Andrea Beaumont, in her mainstream canon debut, in Batman/Catwoman #1 (December 2020, DC Comics), art by Clay Mann.

Andrea Beaumont/Phantasm made her comic debut in Batman/Catwoman limited series by writer Tom King and artist Clay Mann in December 2020. Previously revealed in 2019, posted on Twitter by King and Mann, the image of the Phantasm included Batman and Catwoman reflected in the Phantasm's scythe, in addition to the text "She awaits you" (a reference to the Phantasm's catchphrase) and the series title.

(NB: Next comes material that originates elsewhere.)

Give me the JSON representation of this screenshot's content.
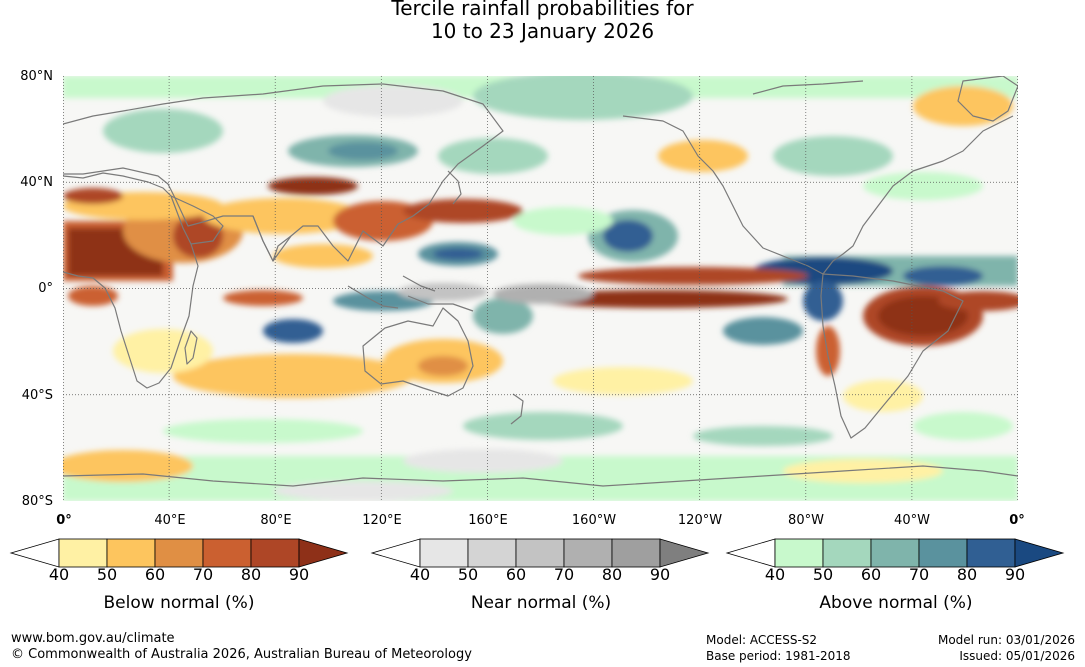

DC Comics describes Beaumont's role in one of three timelines featured in the comic: "And in the present, Bruce and Selina's union is threatened by the arrival of one of Batman's past flings, Andrea Beaumont, a.k.a. Phantasm. Beaumont's return calls into question how each character chooses to operate in their costumed, and personal, lives, and any move by Phantasm could change the fate of Bruce and Selina's future".

==In other media==
- The Phantasm appears as a playable character in Lego DC Super-Villains via downloadable content.
- Andrea Beaumont appears in Batman: Arkham Shadow, voiced by Amber Hood.

==Action figures==

In conjunction with the release of Mask of the Phantasm in 1993, Kenner released a Phantasm action figure. The toy was packaged with Phantasm's mask and cloak off, revealing the villain's secret identity, and — apocryphally — spoiling the plot twist for audiences. This model was later re-released as part of a "Rogues Gallery" box set, but with the costume's grey and black coloring transposed.

In 2016, DC Collectibles released a new action figure in their 6-inch highly-articulated toy line based on Batman: The Animated Series, packed with a re-release of the Batman figure from the series. This figure is more precisely sculpted and has more articulation, though does not include an unmasked Beaumont portrait or feature seen in the 4-inch figure.